The body had no signs of previous damage but was still treated to plenty of massaging to ensure the panels were exceptionally straight and well aligned. Subtle modifications included a recessed and smoothed firewall, enlarged transmission tunnel, filled rear exhaust opening, smoothed hood bottom, and a Detroit Speed electric headlight door conversion. Paint was handled in-house at Snyder’s Street Rods using one of the distinctive PPG colors developed by Randy Borcherding at Painthouse – a brilliant hue dubbed Super Duper Blue.
That bold blue finish was contrasted with bright red Alcantara leather upholstery stitched by Eddie Potestio at Eddie’s Rods and Customs in Pueblo West, Colorado. Eddie not only wrapped the recontoured seats in the bright Hydes material, but also covered the dash, console, and door panels. Dakota Digital VHX gauges filled the original dash panel and a Vintage Air Sure Fit system was added for extra comfort. Finishing touches included a Billet Specialties wheel and Lokar pedals.
The bright red upholstery was complemented with redline tires from Diamondback, sized at 245/45/17 and 275/40/17 to wrap around 17×8- and 19×9.5-inch Schott wheels. The combination brings to mind classic Hot Wheels cars from decades ago.

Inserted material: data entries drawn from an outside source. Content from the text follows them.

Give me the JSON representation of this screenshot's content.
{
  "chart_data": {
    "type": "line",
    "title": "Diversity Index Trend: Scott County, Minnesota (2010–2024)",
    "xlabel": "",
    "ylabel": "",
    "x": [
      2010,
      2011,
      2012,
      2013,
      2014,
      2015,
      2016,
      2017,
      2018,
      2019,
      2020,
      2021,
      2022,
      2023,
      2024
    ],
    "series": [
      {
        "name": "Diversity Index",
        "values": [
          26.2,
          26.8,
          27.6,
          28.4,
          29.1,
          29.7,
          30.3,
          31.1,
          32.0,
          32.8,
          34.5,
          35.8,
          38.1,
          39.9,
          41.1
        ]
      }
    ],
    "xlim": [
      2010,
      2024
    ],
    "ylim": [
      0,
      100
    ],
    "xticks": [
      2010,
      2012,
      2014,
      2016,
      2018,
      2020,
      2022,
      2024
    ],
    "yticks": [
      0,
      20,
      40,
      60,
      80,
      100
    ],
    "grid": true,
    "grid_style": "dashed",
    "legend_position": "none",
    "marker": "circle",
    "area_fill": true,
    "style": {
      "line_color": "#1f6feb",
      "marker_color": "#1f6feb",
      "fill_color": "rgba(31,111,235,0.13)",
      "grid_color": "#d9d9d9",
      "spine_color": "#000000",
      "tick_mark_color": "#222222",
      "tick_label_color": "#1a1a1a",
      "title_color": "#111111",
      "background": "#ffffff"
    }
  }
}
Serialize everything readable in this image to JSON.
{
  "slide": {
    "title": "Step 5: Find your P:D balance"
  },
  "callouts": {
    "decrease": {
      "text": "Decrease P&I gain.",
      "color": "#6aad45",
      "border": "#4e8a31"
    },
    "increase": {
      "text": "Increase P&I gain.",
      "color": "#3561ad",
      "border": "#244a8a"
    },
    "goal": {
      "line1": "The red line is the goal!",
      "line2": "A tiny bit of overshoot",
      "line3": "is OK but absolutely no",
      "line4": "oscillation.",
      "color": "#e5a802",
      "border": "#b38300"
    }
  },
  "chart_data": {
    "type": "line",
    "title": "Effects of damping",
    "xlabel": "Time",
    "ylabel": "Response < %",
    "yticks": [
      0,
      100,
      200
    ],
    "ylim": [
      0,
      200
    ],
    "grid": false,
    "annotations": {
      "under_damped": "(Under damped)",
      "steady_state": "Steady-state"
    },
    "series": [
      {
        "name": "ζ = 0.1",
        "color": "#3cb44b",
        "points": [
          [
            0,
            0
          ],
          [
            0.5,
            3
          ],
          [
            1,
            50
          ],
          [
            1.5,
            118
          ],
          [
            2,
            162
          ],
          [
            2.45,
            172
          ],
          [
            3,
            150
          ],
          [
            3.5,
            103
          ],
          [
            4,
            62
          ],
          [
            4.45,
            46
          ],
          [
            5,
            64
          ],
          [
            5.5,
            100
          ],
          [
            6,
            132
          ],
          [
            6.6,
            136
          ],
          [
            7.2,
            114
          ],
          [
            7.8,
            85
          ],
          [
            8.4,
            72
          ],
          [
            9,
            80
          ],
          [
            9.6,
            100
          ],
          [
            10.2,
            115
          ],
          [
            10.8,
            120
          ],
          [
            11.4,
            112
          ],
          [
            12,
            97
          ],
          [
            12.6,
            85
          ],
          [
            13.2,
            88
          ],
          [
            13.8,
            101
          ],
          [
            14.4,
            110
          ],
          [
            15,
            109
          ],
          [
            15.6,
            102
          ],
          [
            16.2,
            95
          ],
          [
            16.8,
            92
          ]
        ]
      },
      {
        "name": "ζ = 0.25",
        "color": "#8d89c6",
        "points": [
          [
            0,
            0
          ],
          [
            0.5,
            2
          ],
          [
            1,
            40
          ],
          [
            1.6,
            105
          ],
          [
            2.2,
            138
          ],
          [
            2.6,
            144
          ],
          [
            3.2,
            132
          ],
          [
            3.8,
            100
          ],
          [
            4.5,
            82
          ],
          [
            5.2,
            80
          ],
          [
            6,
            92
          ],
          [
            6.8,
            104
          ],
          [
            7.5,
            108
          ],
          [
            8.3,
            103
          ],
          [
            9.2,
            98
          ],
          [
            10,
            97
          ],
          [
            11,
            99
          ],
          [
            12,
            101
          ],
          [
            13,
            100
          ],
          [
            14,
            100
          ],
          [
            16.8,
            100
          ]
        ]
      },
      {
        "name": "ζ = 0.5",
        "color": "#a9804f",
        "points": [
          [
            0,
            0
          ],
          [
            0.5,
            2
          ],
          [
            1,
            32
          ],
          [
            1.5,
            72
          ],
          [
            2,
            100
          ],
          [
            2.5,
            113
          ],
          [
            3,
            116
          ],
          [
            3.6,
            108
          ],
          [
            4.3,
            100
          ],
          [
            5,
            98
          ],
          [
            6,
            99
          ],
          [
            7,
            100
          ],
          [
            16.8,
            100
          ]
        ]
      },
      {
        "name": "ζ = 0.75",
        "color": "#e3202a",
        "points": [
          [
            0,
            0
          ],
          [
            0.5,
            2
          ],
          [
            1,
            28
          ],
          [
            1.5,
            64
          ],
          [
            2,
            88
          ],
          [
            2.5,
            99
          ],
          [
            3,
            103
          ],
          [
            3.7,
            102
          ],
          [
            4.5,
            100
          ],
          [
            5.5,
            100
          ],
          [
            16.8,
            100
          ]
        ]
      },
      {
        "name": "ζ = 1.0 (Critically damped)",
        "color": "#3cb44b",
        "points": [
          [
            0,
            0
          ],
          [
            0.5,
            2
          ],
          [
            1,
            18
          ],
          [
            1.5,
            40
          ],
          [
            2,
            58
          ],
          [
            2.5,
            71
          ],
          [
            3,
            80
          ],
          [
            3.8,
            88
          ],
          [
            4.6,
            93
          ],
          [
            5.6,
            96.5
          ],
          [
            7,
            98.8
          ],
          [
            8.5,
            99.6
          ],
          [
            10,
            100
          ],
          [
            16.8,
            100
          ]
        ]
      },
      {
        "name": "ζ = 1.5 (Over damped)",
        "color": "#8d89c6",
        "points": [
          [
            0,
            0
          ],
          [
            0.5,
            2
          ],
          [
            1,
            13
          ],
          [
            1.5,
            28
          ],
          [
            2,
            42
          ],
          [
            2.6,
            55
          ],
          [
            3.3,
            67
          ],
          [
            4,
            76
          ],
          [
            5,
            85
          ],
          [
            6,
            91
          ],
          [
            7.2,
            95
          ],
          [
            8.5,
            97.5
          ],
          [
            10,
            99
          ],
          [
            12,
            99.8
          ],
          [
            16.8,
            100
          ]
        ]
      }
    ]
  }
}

The end result is a sleek restomod Stingray that’s distinguished by its bold color and attention to detail. “Almost all the custom work and engineering to this car may go unnoticed due to it all being done to chassis and underneath the vehicle,” Jim says. “This whole build was 1/8-inch here, there, and over there.” In addition to the Snyder Street Rods team, Jim and his wife Barbara offer credit and praise to TJ at Atomic Machine, Eddie Potestio, Tom at Nelson Racing Engines, Randy at Painthouse, and Chad at The Shop, Inc.
Yes, hot rodding can be a slippery slope. That’s not necessarily a bad thing when it results in a sleek and slick custom Corvette like this one. As he blasts down the highway in this big block brute, we’re pretty sure Jim Kerr has few regrets about going all-in on this slippery Stingray.